Sexta, 02 Fevereiro 2018 17:35

Sindienergia nega a trabalhadores(as) terceirizados(as) renovação das cláusulas da atual convenção coletiva e quer retirar direitos Destaque

Em uma clara demonstração de desrespeito e intransigência, o Sindicato das Indústrias de Energia e de Serviços do Setor Elétrico do Estado do Ceará (Sindienergia) negou a seus empregados a manutenção das cláusulas da atual Convenção Coletiva de Trabalho (CCT 2016-2018) enquanto durarem as negociações do novo acordo. A decisão foi colocada à mesa durante a segunda rodada de negociação, realizada nesta quinta-feira (1º de fevereiro), entre o Sindicato dos Eletricitários do Ceará (Sindeletro) e os representantes dos patrões. Desde 2005, a garantia das cláusulas trabalhistas do acordo vigente vinha sendo acordada entre patrões e empregados.

Desde a primeira rodada de negociação, no dia 25 de janeiro, os representantes do patronato vinham expressando que não tinham qualquer disposição em manter as cláusulas da atual convenção.
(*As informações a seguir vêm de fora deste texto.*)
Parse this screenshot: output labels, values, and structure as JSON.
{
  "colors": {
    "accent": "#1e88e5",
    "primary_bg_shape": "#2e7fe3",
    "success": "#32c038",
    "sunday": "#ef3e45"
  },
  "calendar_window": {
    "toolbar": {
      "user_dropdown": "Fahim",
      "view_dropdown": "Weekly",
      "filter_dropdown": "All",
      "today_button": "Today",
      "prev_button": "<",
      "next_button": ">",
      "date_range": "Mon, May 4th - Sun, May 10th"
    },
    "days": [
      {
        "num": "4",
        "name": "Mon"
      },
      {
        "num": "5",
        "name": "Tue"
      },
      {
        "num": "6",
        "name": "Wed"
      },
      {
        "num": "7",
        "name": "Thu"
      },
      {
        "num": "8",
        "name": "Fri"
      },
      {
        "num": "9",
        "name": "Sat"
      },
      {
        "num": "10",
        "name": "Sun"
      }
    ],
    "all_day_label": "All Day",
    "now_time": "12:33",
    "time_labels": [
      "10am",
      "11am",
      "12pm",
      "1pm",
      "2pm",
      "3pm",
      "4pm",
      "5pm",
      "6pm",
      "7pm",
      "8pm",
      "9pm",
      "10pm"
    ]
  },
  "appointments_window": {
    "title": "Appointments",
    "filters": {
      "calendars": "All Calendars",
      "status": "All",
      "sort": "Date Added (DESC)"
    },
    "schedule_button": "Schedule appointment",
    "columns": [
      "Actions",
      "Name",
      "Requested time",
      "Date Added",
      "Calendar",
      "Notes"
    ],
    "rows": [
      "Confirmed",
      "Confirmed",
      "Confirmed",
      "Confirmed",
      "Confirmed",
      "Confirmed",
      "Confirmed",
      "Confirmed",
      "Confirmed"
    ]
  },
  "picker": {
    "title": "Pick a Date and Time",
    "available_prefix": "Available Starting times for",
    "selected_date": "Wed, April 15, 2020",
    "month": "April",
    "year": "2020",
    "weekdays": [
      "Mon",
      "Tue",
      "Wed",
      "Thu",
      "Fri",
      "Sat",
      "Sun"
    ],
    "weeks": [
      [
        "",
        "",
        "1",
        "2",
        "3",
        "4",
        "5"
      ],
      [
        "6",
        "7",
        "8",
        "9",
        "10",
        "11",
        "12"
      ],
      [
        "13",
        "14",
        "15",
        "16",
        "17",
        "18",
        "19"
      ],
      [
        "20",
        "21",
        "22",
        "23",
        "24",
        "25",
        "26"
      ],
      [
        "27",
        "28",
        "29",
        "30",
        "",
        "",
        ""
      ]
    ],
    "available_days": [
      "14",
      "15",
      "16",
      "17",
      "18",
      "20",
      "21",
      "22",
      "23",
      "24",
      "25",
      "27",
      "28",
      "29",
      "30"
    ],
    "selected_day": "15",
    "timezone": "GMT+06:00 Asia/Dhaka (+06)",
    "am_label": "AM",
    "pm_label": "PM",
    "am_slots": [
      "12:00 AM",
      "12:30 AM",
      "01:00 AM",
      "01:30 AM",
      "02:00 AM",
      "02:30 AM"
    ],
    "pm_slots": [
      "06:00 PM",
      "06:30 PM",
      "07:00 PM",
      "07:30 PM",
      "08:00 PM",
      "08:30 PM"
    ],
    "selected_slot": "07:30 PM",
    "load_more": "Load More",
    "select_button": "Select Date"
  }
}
Isso significa que a partir do último 1º de fevereiro, data-base dos(as) trabalhadores(as) terceirizados(as), a categoria passou a não ter qualquer garantia que suas empresas irão cumprir o que está assegurado no atual acordo. Este é um momento extremamente grave que evidencia como os patrões querem conduzir a negociação com a categoria. O Sindeletro alerta que é muito importante que os empregados das empresas terceirizadas comecem a se mobilizar para manter o que já conquistamos ao longo dos anos.

Direitos descumpridos

Durante a segunda rodada de negociação, o Sindienergia anunciou ainda que vai deixar de cumprir a 10ª cláusula da atual CCT que trata do pagamento da periculosidade. Os patrões querem pagar o percentual de 30% da periculosidade não mais sobre o total da remuneração dos seus trabalhadores, mas agora sobre o salário-base. A mudança vai reduzir drasticamente o valor a que os(as) trabalhadores(as) têm direito. O Sindienergia também negou novas cláusulas como a antecipação do pagamento do 13º salário para fevereiro; a criação do benefício da creche-escola; a redução da jornada de trabalho de 44 horas para 40 horas semanais e outros importantes itens da pauta de negociação.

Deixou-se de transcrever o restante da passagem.